I’m wondering if we could start by explicitly specifying a unit where this is already possible unambiguously, then start validating values passed into number properties and emitting warnings or rejecting invalid values as a second step?
From Aleph’s perspective, messy values are stored and displayed as is, but Aleph also tries to convert it to a proper numeric value, for example to support range queries. It could make use from additional unit metadata for display purposes (e.g. to provide a range filter UI), while still displaying the original “messy” value as a fallback if ambiguous in order to be backwards compatible with existing data.
On the specific proposal: I wonder if instead of specifying the unit for a specific prop (“all durations are in seconds”), it might make sense to specify the domain - time, weight, size - and then parse the value based on that?
Hadn’t thought of that. Would we still have one base/default unit and FtM would just convert to that unit transparently when you add a value?
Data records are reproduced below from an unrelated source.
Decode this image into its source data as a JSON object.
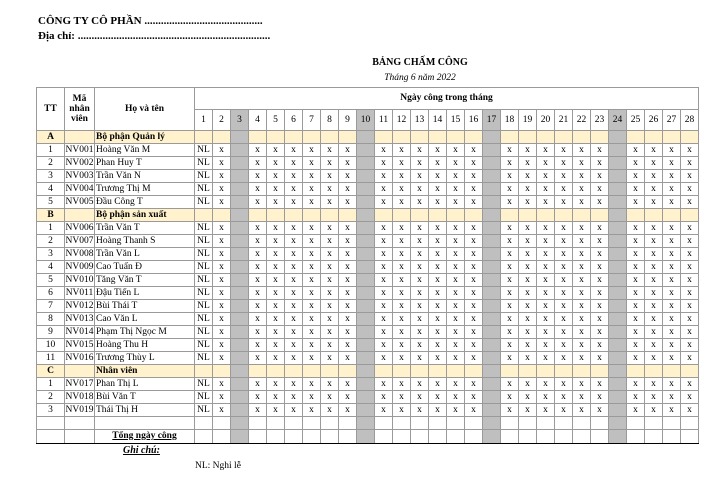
{
  "header": {
    "company": "CÔNG TY CÔ PHẦN ...........................................",
    "address": "Địa chỉ: ......................................................................",
    "title": "BẢNG CHẤM CÔNG",
    "subtitle": "Tháng 6 năm 2022"
  },
  "table": {
    "columns": {
      "tt": "TT",
      "code": "Mã nhân viên",
      "name": "Họ và tên",
      "days_group": "Ngày công trong tháng"
    },
    "days": [
      1,
      2,
      3,
      4,
      5,
      6,
      7,
      8,
      9,
      10,
      11,
      12,
      13,
      14,
      15,
      16,
      17,
      18,
      19,
      20,
      21,
      22,
      23,
      24,
      25,
      26,
      27,
      28
    ],
    "off_days": [
      3,
      10,
      17,
      24
    ],
    "sections": [
      {
        "letter": "A",
        "name": "Bộ phận Quản lý",
        "rows": [
          {
            "tt": 1,
            "code": "NV001",
            "name": "Hoàng Văn M",
            "marks": [
              "NL",
              "x",
              null,
              "x",
              "x",
              "x",
              "x",
              "x",
              "x",
              null,
              "x",
              "x",
              "x",
              "x",
              "x",
              "x",
              null,
              "x",
              "x",
              "x",
              "x",
              "x",
              "x",
              null,
              "x",
              "x",
              "x",
              "x"
            ]
          },
          {
            "tt": 2,
            "code": "NV002",
            "name": "Phan Huy T",
            "marks": [
              "NL",
              "x",
              null,
              "x",
              "x",
              "x",
              "x",
              "x",
              "x",
              null,
              "x",
              "x",
              "x",
              "x",
              "x",
              "x",
              null,
              "x",
              "x",
              "x",
              "x",
              "x",
              "x",
              null,
              "x",
              "x",
              "x",
              "x"
            ]
          },
          {
            "tt": 3,
            "code": "NV003",
            "name": "Trần Văn N",
            "marks": [
              "NL",
              "x",
              null,
              "x",
              "x",
              "x",
              "x",
              "x",
              "x",
              null,
              "x",
              "x",
              "x",
              "x",
              "x",
              "x",
              null,
              "x",
              "x",
              "x",
              "x",
              "x",
              "x",
              null,
              "x",
              "x",
              "x",
              "x"
            ]
          },
          {
            "tt": 4,
            "code": "NV004",
            "name": "Trương Thị M",
            "marks": [
              "NL",
              "x",
              null,
              "x",
              "x",
              "x",
              "x",
              "x",
              "x",
              null,
              "x",
              "x",
              "x",
              "x",
              "x",
              "x",
              null,
              "x",
              "x",
              "x",
              "x",
              "x",
              "x",
              null,
              "x",
              "x",
              "x",
              "x"
            ]
          },
          {
            "tt": 5,
            "code": "NV005",
            "name": "Đầu Công T",
            "marks": [
              "NL",
              "x",
              null,
              "x",
              "x",
              "x",
              "x",
              "x",
              "x",
              null,
              "x",
              "x",
              "x",
              "x",
              "x",
              "x",
              null,
              "x",
              "x",
              "x",
              "x",
              "x",
              "x",
              null,
              "x",
              "x",
              "x",
              "x"
            ]
          }
        ]
      },
      {
        "letter": "B",
        "name": "Bộ phận sản xuất",
        "rows": [
          {
            "tt": 1,
            "code": "NV006",
            "name": "Trần Văn T",
            "marks": [
              "NL",
              "x",
              null,
              "x",
              "x",
              "x",
              "x",
              "x",
              "x",
              null,
              "x",
              "x",
              "x",
              "x",
              "x",
              "x",
              null,
              "x",
              "x",
              "x",
              "x",
              "x",
              "x",
              null,
              "x",
              "x",
              "x",
              "x"
            ]
          },
          {
            "tt": 2,
            "code": "NV007",
            "name": "Hoàng Thanh S",
            "marks": [
              "NL",
              "x",
              null,
              "x",
              "x",
              "x",
              "x",
              "x",
              "x",
              null,
              "x",
              "x",
              "x",
              "x",
              "x",
              "x",
              null,
              "x",
              "x",
              "x",
              "x",
              "x",
              "x",
              null,
              "x",
              "x",
              "x",
              "x"
            ]
          },
          {
            "tt": 3,
            "code": "NV008",
            "name": "Trần Văn L",
            "marks": [
              "NL",
              "x",
              null,
              "x",
              "x",
              "x",
              "x",
              "x",
              "x",
              null,
              "x",
              "x",
              "x",
              "x",
              "x",
              "x",
              null,
              "x",
              "x",
              "x",
              "x",
              "x",
              "x",
              null,
              "x",
              "x",
              "x",
              "x"
            ]
          },
          {
            "tt": 4,
            "code": "NV009",
            "name": "Cao Tuấn Đ",
            "marks": [
              "NL",
              "x",
              null,
              "x",
              "x",
              "x",
              "x",
              "x",
              "x",
              null,
              "x",
              "x",
              "x",
              "x",
              "x",
              "x",
              null,
              "x",
              "x",
              "x",
              "x",
              "x",
              "x",
              null,
              "x",
              "x",
              "x",
              "x"
            ]
          },
          {
            "tt": 5,
            "code": "NV010",
            "name": "Tăng Văn T",
            "marks": [
              "NL",
              "x",
              null,
              "x",
              "x",
              "x",
              "x",
              "x",
              "x",
              null,
              "x",
              "x",
              "x",
              "x",
              "x",
              "x",
              null,
              "x",
              "x",
              "x",
              "x",
              "x",
              "x",
              null,
              "x",
              "x",
              "x",
              "x"
            ]
          },
          {
            "tt": 6,
            "code": "NV011",
            "name": "Đậu Tiến L",
            "marks": [
              "NL",
              "x",
              null,
              "x",
              "x",
              "x",
              "x",
              "x",
              "x",
              null,
              "x",
              "x",
              "x",
              "x",
              "x",
              "x",
              null,
              "x",
              "x",
              "x",
              "x",
              "x",
              "x",
              null,
              "x",
              "x",
              "x",
              "x"
            ]
          },
          {
            "tt": 7,
            "code": "NV012",
            "name": "Bùi Thái T",
            "marks": [
              "NL",
              "x",
              null,
              "x",
              "x",
              "x",
              "x",
              "x",
              "x",
              null,
              "x",
              "x",
              "x",
              "x",
              "x",
              "x",
              null,
              "x",
              "x",
              "x",
              "x",
              "x",
              "x",
              null,
              "x",
              "x",
              "x",
              "x"
            ]
          },
          {
            "tt": 8,
            "code": "NV013",
            "name": "Cao Văn L",
            "marks": [
              "NL",
              "x",
              null,
              "x",
              "x",
              "x",
              "x",
              "x",
              "x",
              null,
              "x",
              "x",
              "x",
              "x",
              "x",
              "x",
              null,
              "x",
              "x",
              "x",
              "x",
              "x",
              "x",
              null,
              "x",
              "x",
              "x",
              "x"
            ]
          },
          {
            "tt": 9,
            "code": "NV014",
            "name": "Phạm Thị Ngọc M",
            "marks": [
              "NL",
              "x",
              null,
              "x",
              "x",
              "x",
              "x",
              "x",
              "x",
              null,
              "x",
              "x",
              "x",
              "x",
              "x",
              "x",
              null,
              "x",
              "x",
              "x",
              "x",
              "x",
              "x",
              null,
              "x",
              "x",
              "x",
              "x"
            ]
          },
          {
            "tt": 10,
            "code": "NV015",
            "name": "Hoàng Thu H",
            "marks": [
              "NL",
              "x",
              null,
              "x",
              "x",
              "x",
              "x",
              "x",
              "x",
              null,
              "x",
              "x",
              "x",
              "x",
              "x",
              "x",
              null,
              "x",
              "x",
              "x",
              "x",
              "x",
              "x",
              null,
              "x",
              "x",
              "x",
              "x"
            ]
          },
          {
            "tt": 11,
            "code": "NV016",
            "name": "Trương Thùy L",
            "marks": [
              "NL",
              "x",
              null,
              "x",
              "x",
              "x",
              "x",
              "x",
              "x",
              null,
              "x",
              "x",
              "x",
              "x",
              "x",
              "x",
              null,
              "x",
              "x",
              "x",
              "x",
              "x",
              "x",
              null,
              "x",
              "x",
              "x",
              "x"
            ]
          }
        ]
      },
      {
        "letter": "C",
        "name": "Nhân viên",
        "rows": [
          {
            "tt": 1,
            "code": "NV017",
            "name": "Phan Thị L",
            "marks": [
              "NL",
              "x",
              null,
              "x",
              "x",
              "x",
              "x",
              "x",
              "x",
              null,
              "x",
              "x",
              "x",
              "x",
              "x",
              "x",
              null,
              "x",
              "x",
              "x",
              "x",
              "x",
              "x",
              null,
              "x",
              "x",
              "x",
              "x"
            ]
          },
          {
            "tt": 2,
            "code": "NV018",
            "name": "Bùi Văn T",
            "marks": [
              "NL",
              "x",
              null,
              "x",
              "x",
              "x",
              "x",
              "x",
              "x",
              null,
              "x",
              "x",
              "x",
              "x",
              "x",
              "x",
              null,
              "x",
              "x",
              "x",
              "x",
              "x",
              "x",
              null,
              "x",
              "x",
              "x",
              "x"
            ]
          },
          {
            "tt": 3,
            "code": "NV019",
            "name": "Thái Thị H",
            "marks": [
              "NL",
              "x",
              null,
              "x",
              "x",
              "x",
              "x",
              "x",
              "x",
              null,
              "x",
              "x",
              "x",
              "x",
              "x",
              "x",
              null,
              "x",
              "x",
              "x",
              "x",
              "x",
              "x",
              null,
              "x",
              "x",
              "x",
              "x"
            ]
          }
        ]
      }
    ],
    "total_label": "Tổng ngày công"
  },
  "notes": {
    "title": "Ghi chú:",
    "items": [
      "NL: Nghỉ lễ"
    ]
  }
}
entity.add("area", "2000 sqft") # or
entity.add("area", 2000, unit="sqft")
entity.first("area") # would return `185.8061` if the base unit is sqm
Overview of number properties
Some of them already specify a unit in the description (although that of course doesn’t mean everyone adding values to these properties is aware of that):
Property |
Description |
Unit |
Audio:duration |
Duration of the audio in ms |
milliseconds |
Audio:samplingRate |
Sampling rate of the audio in Hz` |
Hertz |
Video:duration |
Duration of the video in ms |
milliseconds |
Call:duration |
Duration in seconds |
seconds |
It’s a bit unfortunate that Audio:duration
uses milliseconds and Call:duration
uses seconds.
Some specify a unit in the property name:
Property |
Unit |
Vessel:tonnage |
GT |
Vessel:grossRegisteredTonnage |
GRT |
There are some properties that are just counts/indices and essentially “unit-less”:
Property |
Position:numberOfSeats |
Page:index |
Table:rowCount |
CallForTenders:numberOfLots |
CallForTenders:maximumNumberOfLots |
The Document
schema probably is primarily used by Aleph/ingest-file, so we could use that as a reference (it uses bytes) even though the FtM model currently doesn’t specify a unit?
Property |
Unit |
Document:fileSize |
bytes |
These properties are new and were added primarily for OpenSanctions, right? I checked a few random OS crawlers and they were all using meteres and kilograms for these properties. If this is the case for all of your crawlers, we could use that as a reference?
Property |
Unit |
Person:height |
meters |
Person:weight |
kilograms |
Currencies may be a special case, but I think we could probably treat currencies as units?
Property |
Note |
Unit |
BankAccount:balance |
Balance in the original currency specified by BankAccount:currency |
|
BankAccount:maxBalance |
Max balance in the original currency specified by BankAccount:currency |
|
Value:amount |
Value in the original currency specified by Value:currency |
|
Value:amountUsd |
|
USD |
Value:amountEur |
|
EUR |
CryptoWallet:balance |
Balance in the currency of the wallet specified in CryptoWallet:balance |
|
That leaves us with the following properties. I’ve had a look at some of our datasets and mappings and the situation is indeed messy 
Property |
Note |
RealEstate:latitude |
Degrees as a decimal number seems common, but other notations are sometimes used. |
RealEstate:longitude |
See above. |
RealEstate:area |
Seems to be sometimes mistaken with the name of the region, otherwise a mix of hectare, squarefoot, squaremeters. Values are often unitless and depend on context/dataset, so even detecting the unit wouldn’t work. |
Similar:confidenceScore |
Don’t think this is actively used by anyone? |